What is Process Art?
Process art focuses on the making of art rather than what the end product looks like. It is about the experience of making or creating the artwork. There is no wrong way to create process art.
Why is Process Art important?
Children learn through playing, asking questions and being allowed to explore their world or environment. This freedom of expression and the opportunity to make their own choices helps develop their creative and critical thinking skills. In the above photo, Lil B and M-Woww are experimenting with watercolor paint. M-Woww was amazed to discover that she had created orange by mixing red and yellow paint together. She was only 2 years old at the time of this project and on her own discovered how to mix orange!
So, I shouldn’t do crafts with my child?
No, that isn’t what I am saying at all! Personally, I love crafting! As a child, I can remember going to the library and pouring over the craft books trying to decided which project I was going to create first at home (this was way before Pinterest). What I am saying is that while doing the craft or art project with your child give them an opportunity to make decisions as the artist rather than have them only follow the step by step directions. A balance of process art projects along with crafting (but still let your child make artistic decisions) can help create a well rounded creative thinker.
But I am not an artist. How can I help my child?
Process Art does not need fancy materials or a lot of time. The best time for Lil B and M-Woww to create art is when I am cooking dinner. I have a tray of materials set out at their small play table (not the table where I will be serving dinner in a short period of time). If I am busy cooking, I make sure that the materials I have laid out are ones that they have already had experience using. This way I can cook in the same room but I don’t have to be sitting next to them. Materials such as crayons or markers work well for an independent drawing tray with my two young artists. If I am introducing a new material or one that needs more supervision I will wait until I can sit down and create side by side with them (usually Saturday mornings at our house).
In the above photo, M-Woww is drawing with a crayon in her drawing tray. I find that keeping the materials in a tray or shallow box helps keep it easy for storage and makes clean up simple too! I also provided other drawing tools such as a pen and pencil. This allows her the opportunity to explore how to make different drawing marks with different writing materials. I may ask her how the pen feels different than the crayon or ask her to describe how the lines are different with the crayon versus using the pen. For more questions on what to ask your child refer to our post, 10 Questions to Ask your Child about their Artwork.

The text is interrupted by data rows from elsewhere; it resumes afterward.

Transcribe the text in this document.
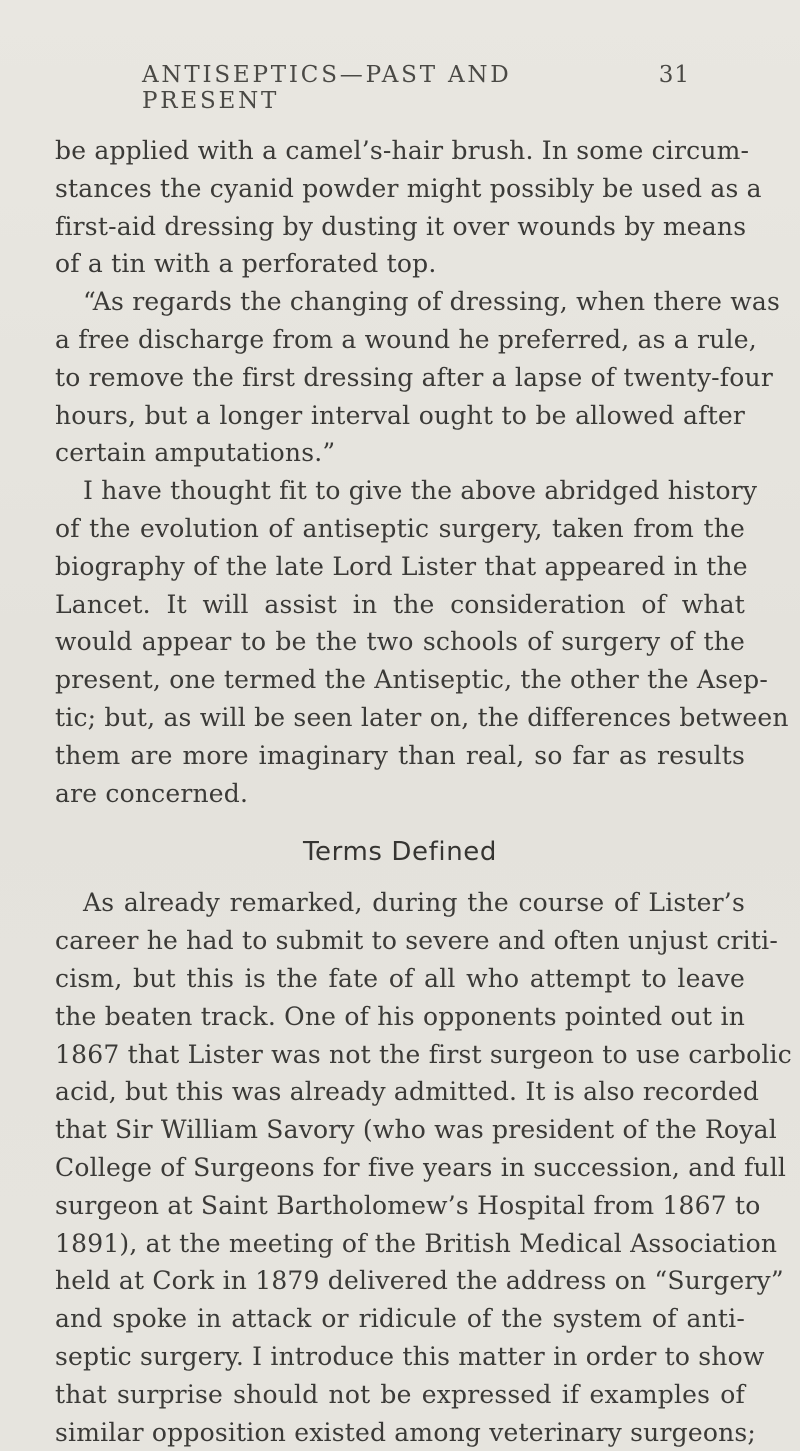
ANTISEPTICS—PAST AND PRESENT
31
be applied with a camel’s-hair brush. In some circum-
stances the cyanid powder might possibly be used as a
first-aid dressing by dusting it over wounds by means
of a tin with a perforated top.
“As regards the changing of dressing, when there was
a free discharge from a wound he preferred, as a rule,
to remove the first dressing after a lapse of twenty-four
hours, but a longer interval ought to be allowed after
certain amputations.”
I have thought fit to give the above abridged history
of the evolution of antiseptic surgery, taken from the
biography of the late Lord Lister that appeared in the
Lancet. It will assist in the consideration of what
would appear to be the two schools of surgery of the
present, one termed the Antiseptic, the other the Asep-
tic; but, as will be seen later on, the differences between
them are more imaginary than real, so far as results
are concerned.
Terms Defined
As already remarked, during the course of Lister’s
career he had to submit to severe and often unjust criti-
cism, but this is the fate of all who attempt to leave
the beaten track. One of his opponents pointed out in
1867 that Lister was not the first surgeon to use carbolic
acid, but this was already admitted. It is also recorded
that Sir William Savory (who was president of the Royal
College of Surgeons for five years in succession, and full
surgeon at Saint Bartholomew’s Hospital from 1867 to
1891), at the meeting of the British Medical Association
held at Cork in 1879 delivered the address on “Surgery”
and spoke in attack or ridicule of the system of anti-
septic surgery. I introduce this matter in order to show
that surprise should not be expressed if examples of
similar opposition existed among veterinary surgeons;
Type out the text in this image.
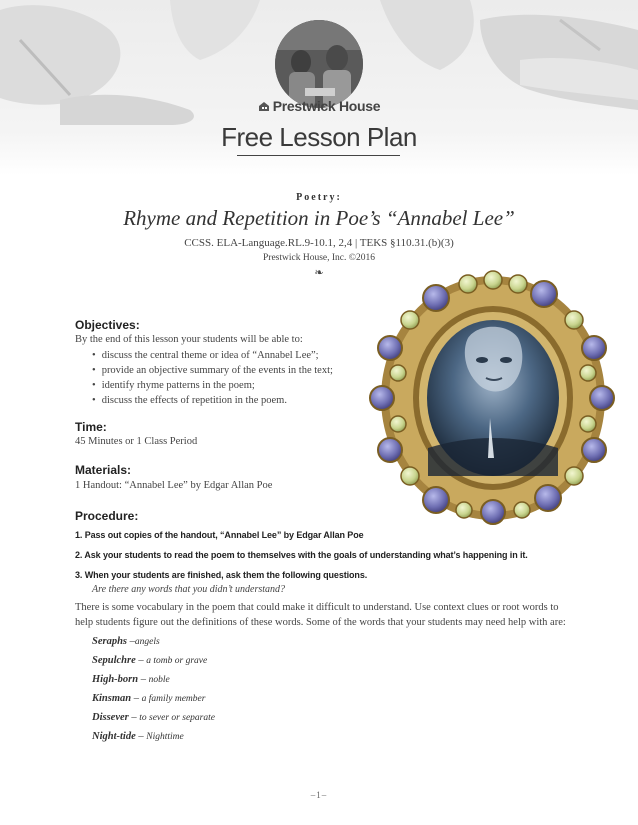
Prestwick House
Free Lesson Plan
Poetry:
Rhyme and Repetition in Poe’s “Annabel Lee”
CCSS. ELA-Language.RL.9-10.1, 2,4 | TEKS §110.31.(b)(3)
Prestwick House, Inc. ©2016
❧
Objectives:

By the end of this lesson your students will be able to:

• discuss the central theme or idea of “Annabel Lee”;
• provide an objective summary of the events in the text;
• identify rhyme patterns in the poem;
• discuss the effects of repetition in the poem.
Time:

45 Minutes or 1 Class Period

Materials:

1 Handout: “Annabel Lee” by Edgar Allan Poe

Procedure:
1. Pass out copies of the handout, “Annabel Lee” by Edgar Allan Poe
2. Ask your students to read the poem to themselves with the goals of understanding what’s happening in it.
3. When your students are finished, ask them the following questions.
Are there any words that you didn’t understand?

There is some vocabulary in the poem that could make it difficult to understand. Use context clues or root words to help students figure out the definitions of these words. Some of the words that your students may need help with are:

Seraphs –angels
Sepulchre – a tomb or grave
High-born – noble
Kinsman – a family member
Dissever – to sever or separate
Night-tide – Nighttime
–1–
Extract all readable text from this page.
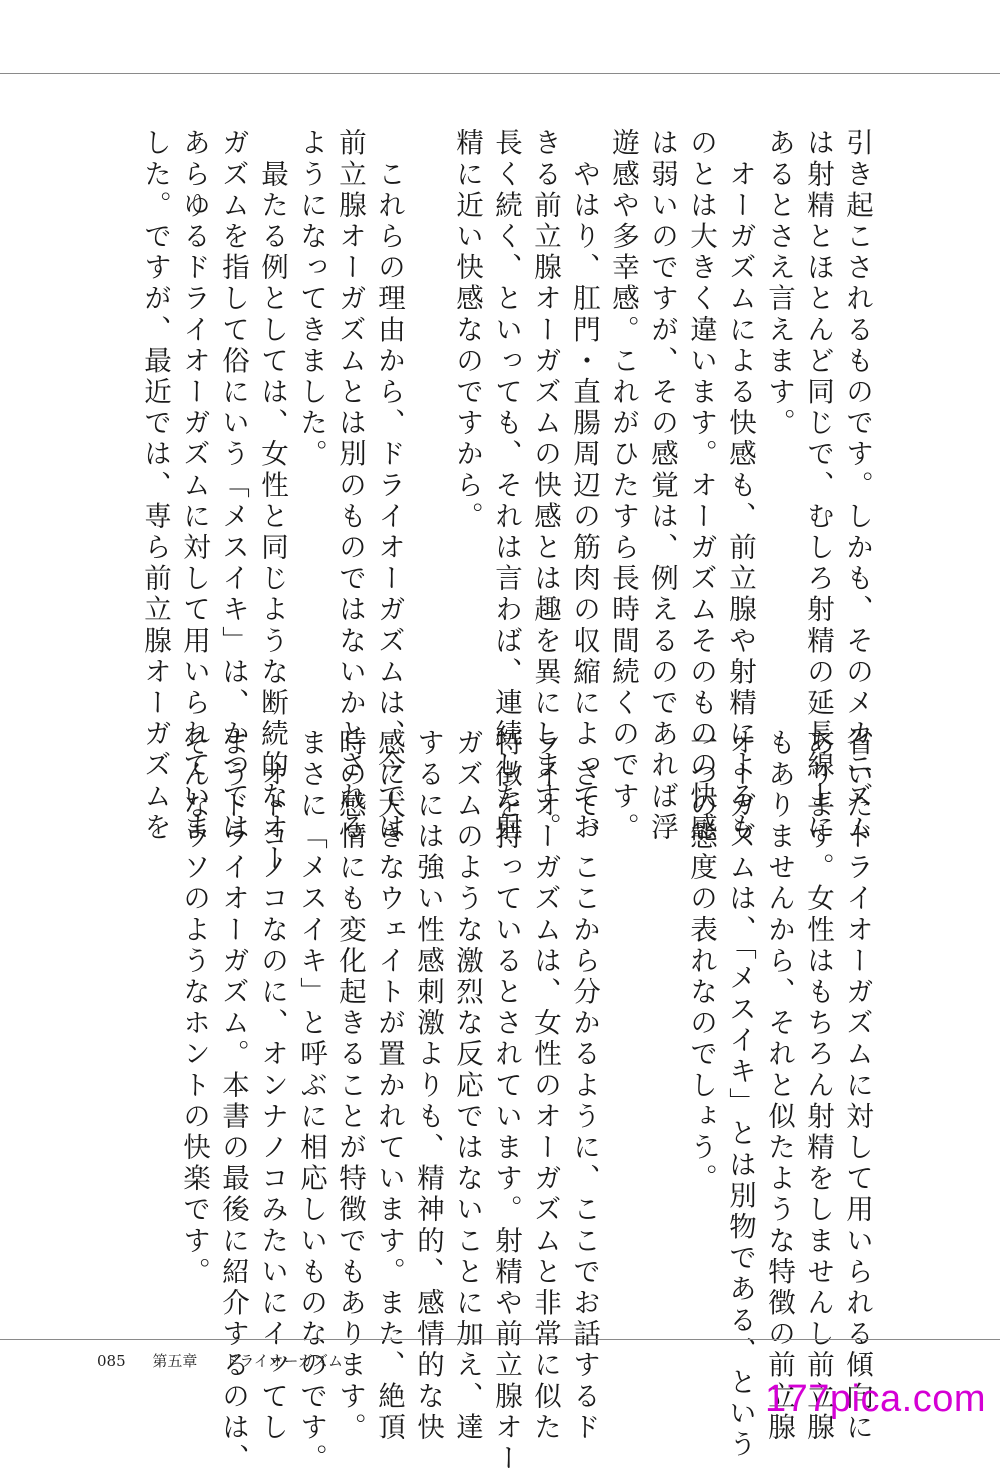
引き起こされるものです。しかも、そのメカニズム
は射精とほとんど同じで、むしろ射精の延長線上に
あるとさえ言えます。
　オーガズムによる快感も、前立腺や射精によるも
のとは大きく違います。オーガズムそのものの快感
は弱いのですが、その感覚は、例えるのであれば浮
遊感や多幸感。これがひたすら長時間続くのです。
　やはり、肛門・直腸周辺の筋肉の収縮によってお
きる前立腺オーガズムの快感とは趣を異にします。
長く続く、といっても、それは言わば、連続した射
精に近い快感なのですから。

　これらの理由から、ドライオーガズムは、今では
前立腺オーガズムとは別のものではないかとされる
ようになってきました。
　最たる例としては、女性と同じような断続的なオー
ガズムを指して俗にいう「メスイキ」は、かつては
あらゆるドライオーガズムに対して用いられていま
した。ですが、最近では、専ら前立腺オーガズムを
省いたドライオーガズムに対して用いられる傾向に
あります。女性はもちろん射精をしませんし前立腺
もありませんから、それと似たような特徴の前立腺
オーガズムは、「メスイキ」とは別物である、という
一つの態度の表れなのでしょう。

　さて、ここから分かるように、ここでお話するド
ライオーガズムは、女性のオーガズムと非常に似た
特徴を持っているとされています。射精や前立腺オー
ガズムのような激烈な反応ではないことに加え、達
するには強い性感刺激よりも、精神的、感情的な快
感に大きなウェイトが置かれています。また、絶頂
時の感情にも変化起きることが特徴でもあります。
まさに「メスイキ」と呼ぶに相応しいものなのです。
　オトコノコなのに、オンナノコみたいにイッてし
まうドライオーガズム。本書の最後に紹介するのは、
そんなウソのようなホントの快楽です。
085 第五章 ドライオーガズム
177pica.com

stART sheet: A Creative Excercise
Another way to encourage creative thinking is with our stART sheet. This activity works well with preschool age and up. The stART sheet has a variety of shapes or lines to help start a drawing. Encourage your child to finish the drawing by changing the line or shape into something else. For example, changing a circle into a balloon. Let your child come up with their own idea of what to draw. There also is a creative drawing prompt at the bottom of the sheet. This prompt works well as a writing or storytelling prompt too! If you are waiting for dinner at a restaurant or waiting for a sibling to be done with soccer practice this is a great way to keep your child busy while helping develop their creative thinking. Keep a few extra copies in your purse or bag and all you need is a pen or pencil.
This post contains just a few suggestions on how to incorporate creative thinking with your child. For more information check out our post on Raising Creative Kids and Top 10 Ways to Encourage Creative Thinking.
We love when you share your artwork! Please share with us your stART drawings on Facebook or Instagram.
For more drawing ideas follow us on Pinterest.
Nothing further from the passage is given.